We can see that, as predicted by the CLT, the distribution of the random variable is very well approximated by the normal distribution.

 y <- filter(dat, Sex=="M" & Diet=="chow") %>% select(Bodyweight) %>% unlist
avgs <- replicate(10000, mean( sample(y, 25)))
mypar(1,2)
hist(avgs)
qqnorm(avgs)qqline(avgs)


What is the average of the distribution of the sample average?

10. What is the standard deviation of the distribution of sample averages?

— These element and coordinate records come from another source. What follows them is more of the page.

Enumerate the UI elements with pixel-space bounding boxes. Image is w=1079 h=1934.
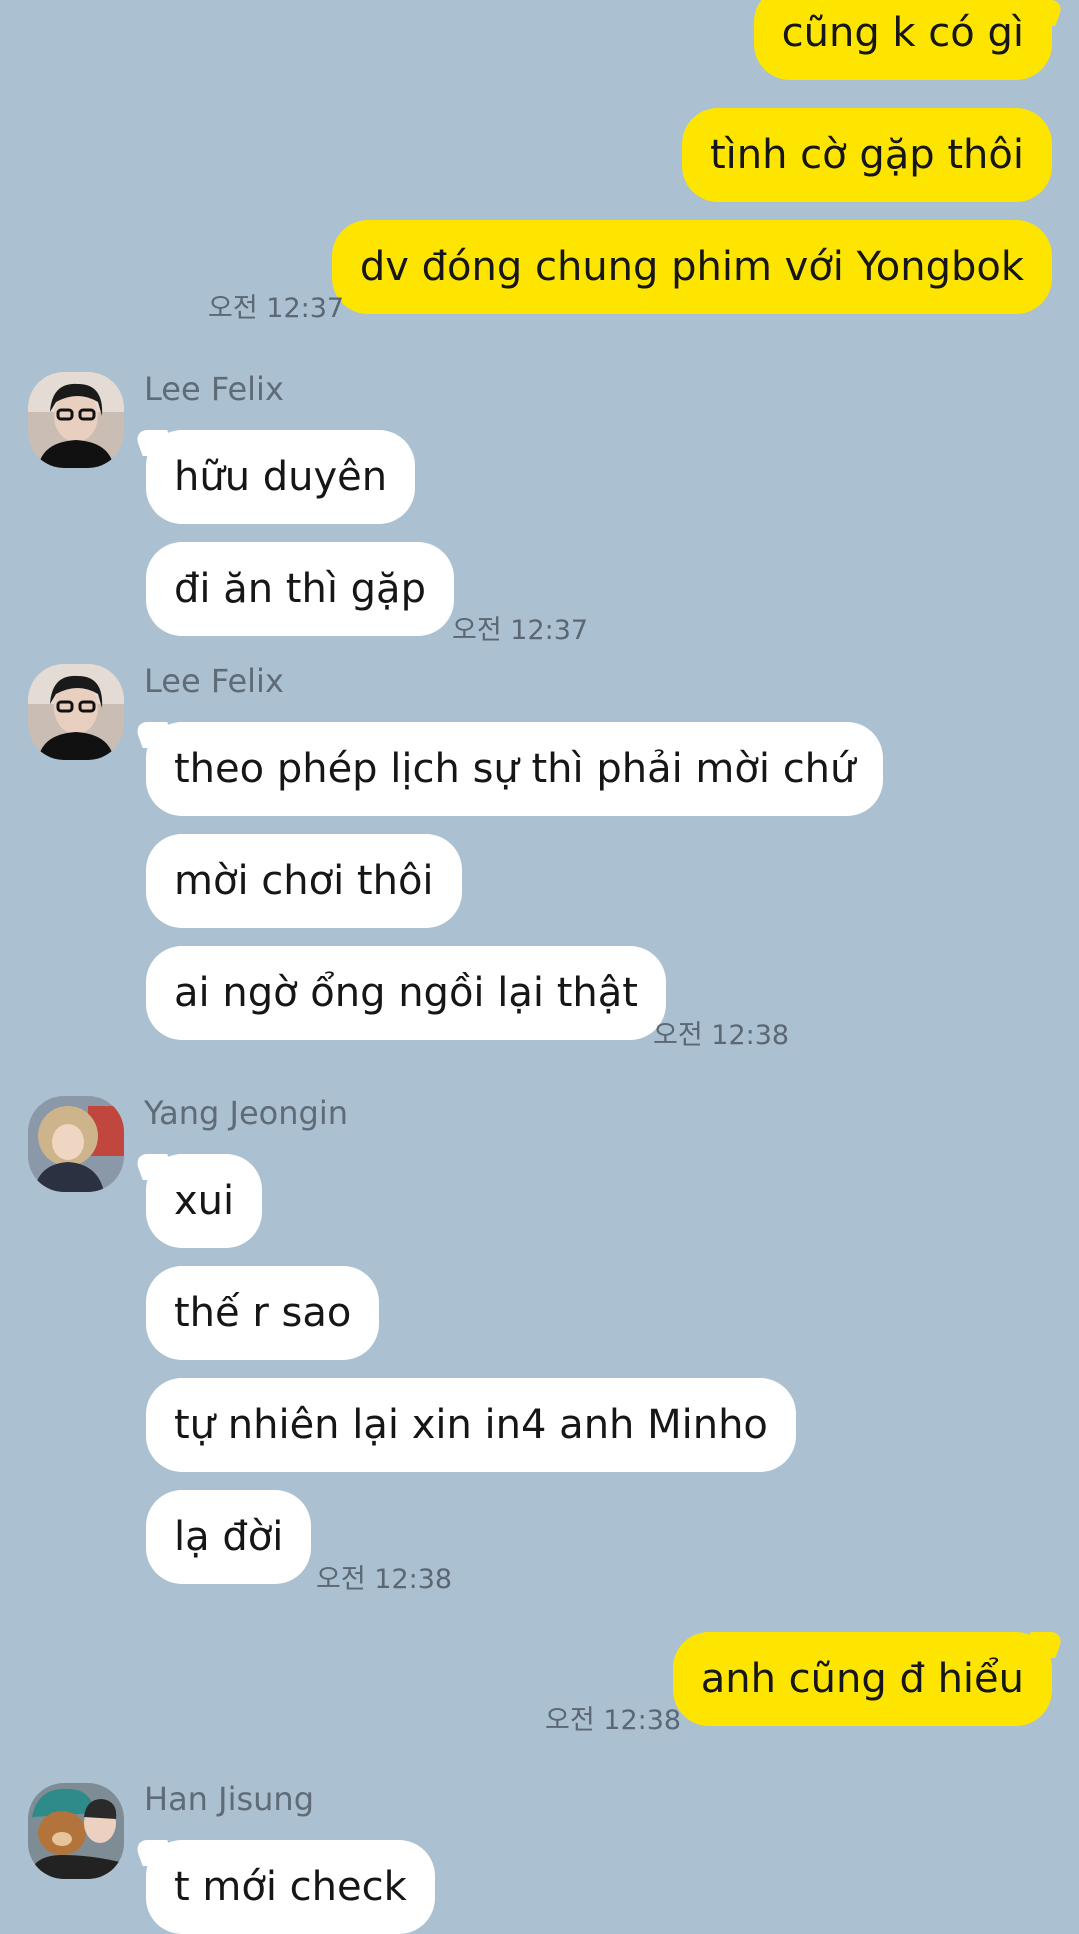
incoming-message-bubble[interactable]: ai ngờ ổng ngồi lại thật xyxy=(146,946,666,1040)
outgoing-message-bubble[interactable]: anh cũng đ hiểu xyxy=(672,1632,1052,1726)
incoming-message-bubble[interactable]: theo phép lịch sự thì phải mời chứ xyxy=(146,722,884,816)
incoming-message-bubble[interactable]: xui xyxy=(146,1154,263,1248)
profile-photo-icon xyxy=(28,1783,124,1879)
incoming-message-bubble[interactable]: tự nhiên lại xin in4 anh Minho xyxy=(146,1378,796,1472)
avatar-lee-felix[interactable] xyxy=(28,372,124,468)
sender-name: Yang Jeongin xyxy=(144,1094,348,1132)
incoming-message-bubble[interactable]: hữu duyên xyxy=(146,430,416,524)
outgoing-message-bubble[interactable]: tình cờ gặp thôi xyxy=(681,108,1052,202)
incoming-message-bubble[interactable]: mời chơi thôi xyxy=(146,834,462,928)
avatar-han-jisung[interactable] xyxy=(28,1783,124,1879)
incoming-message-bubble[interactable]: đi ăn thì gặp xyxy=(146,542,454,636)
profile-photo-icon xyxy=(28,1096,124,1192)
avatar-yang-jeongin[interactable] xyxy=(28,1096,124,1192)
message-timestamp: 오전 12:37 xyxy=(452,615,589,646)
profile-photo-icon xyxy=(28,664,124,760)
sender-name: Han Jisung xyxy=(144,1780,314,1818)
profile-photo-icon xyxy=(28,372,124,468)
message-timestamp: 오전 12:38 xyxy=(545,1705,682,1736)
outgoing-message-bubble[interactable]: dv đóng chung phim với Yongbok xyxy=(331,220,1052,314)
avatar-lee-felix[interactable] xyxy=(28,664,124,760)
message-timestamp: 오전 12:38 xyxy=(653,1020,790,1051)
sender-name: Lee Felix xyxy=(144,370,284,408)
chat-message-list[interactable]: cũng k có gì tình cờ gặp thôi dv đóng ch… xyxy=(0,0,1079,1934)
outgoing-message-bubble[interactable]: cũng k có gì xyxy=(753,0,1052,80)
incoming-message-bubble[interactable]: lạ đời xyxy=(146,1490,312,1584)
sender-name: Lee Felix xyxy=(144,662,284,700)
message-timestamp: 오전 12:37 xyxy=(208,293,345,324)
message-timestamp: 오전 12:38 xyxy=(316,1564,453,1595)
incoming-message-bubble[interactable]: thế r sao xyxy=(146,1266,380,1360)
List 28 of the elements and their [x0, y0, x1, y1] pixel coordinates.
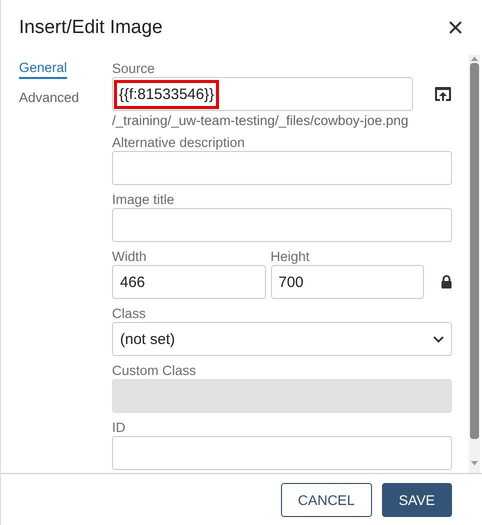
lock-icon[interactable] — [441, 275, 452, 289]
field-label: Class — [112, 305, 147, 322]
input-field[interactable] — [112, 436, 452, 470]
field-value: 700 — [278, 274, 304, 290]
field-label: Image title — [112, 191, 176, 208]
cancel-button[interactable]: CANCEL — [280, 482, 372, 516]
field-value: 466 — [120, 274, 146, 290]
save-button[interactable]: SAVE — [382, 482, 452, 516]
input-field[interactable] — [112, 151, 452, 185]
field-label: Alternative description — [112, 134, 246, 151]
tab[interactable]: Advanced — [19, 90, 80, 107]
close-icon[interactable] — [449, 21, 462, 34]
field-label: Width — [112, 248, 148, 265]
chevron-down-icon — [433, 336, 444, 342]
field-label: Source — [112, 60, 156, 77]
height-field[interactable]: 700 — [270, 265, 424, 299]
field-label: Height — [270, 248, 311, 265]
field-label: Custom Class — [112, 362, 198, 379]
width-field[interactable]: 466 — [112, 265, 266, 299]
field-label: ID — [112, 419, 126, 436]
file-path: /_training/_uw-team-testing/_files/cowboy-joe.png — [112, 112, 410, 129]
class-select[interactable]: (not set) — [112, 322, 452, 356]
tab[interactable]: General — [19, 60, 68, 79]
dialog-title: Insert/Edit Image — [19, 16, 163, 38]
scrollbar[interactable] — [469, 55, 480, 473]
input-field[interactable] — [112, 208, 452, 242]
source-field[interactable]: {{f:81533546}} — [112, 77, 413, 111]
upload-icon[interactable] — [434, 86, 452, 102]
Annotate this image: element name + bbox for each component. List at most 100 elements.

11. According to the CLT, the answer to exercise 9 should be the same as mean(y). You should be able to confirm that these two numbers are very close. Which of the following does the CLT tell us should be close to your answer to exercise 10?
• A) popsd(y)
• B) popsd(avgs)/sqrt(25)
• C) sqrt(25) / popsd(y)
• D) popsd(y)/sqrt(25)
12. In practice we do not know $\sigma$ (popsd(y)) which is why we can’t use the CLT directly. This is because we see a sample and not the entire distribution. We also can’t use popsd(avgs) because to construct averages, we have to take 10,000 samples and this is never practical. We usually just get one sample. Instead we have to estimate popsd(y). As described, what we use is the sample standard deviation. Set the seed at 1, using the replicate function, create 10,000 samples of 25 and now, instead of the sample average, keep the standard deviation. Look at the distribution of the sample standard deviations. It is a random variable. The real population SD is about 4.5. What proportion of the sample SDs are below 3.5?

13. What the answer to question 12 reveals is that the denominator of the t-test is a random variable. By decreasing the sample size, you can see how this variability can increase. It therefore adds variability. The smaller the sample size, the more variability is added. The normal distribution stops providing a useful approximation. When the distribution of the population values is approximately normal, as it is for the weights, the t-distribution provides a better approximation. We will see this later on. Here we will look at the difference between the t-distribution and normal. Use the function qt and qnorm to get the quantiles of x=seq(0.0001,0.9999,len=300). Do this for degrees of freedom 3, 10, 30, and 100. Which of the following is true?
• A) The t-distribution and normal distribution are always the same.
• B) The t-distribution has a higher average than the normal distribution.
• C) The t-distribution has larger tails up until 30 degrees of freedom, at which point it is practically the same as the normal distribution.
• D) The variance of the t-distribution grows as the degrees of freedom grow.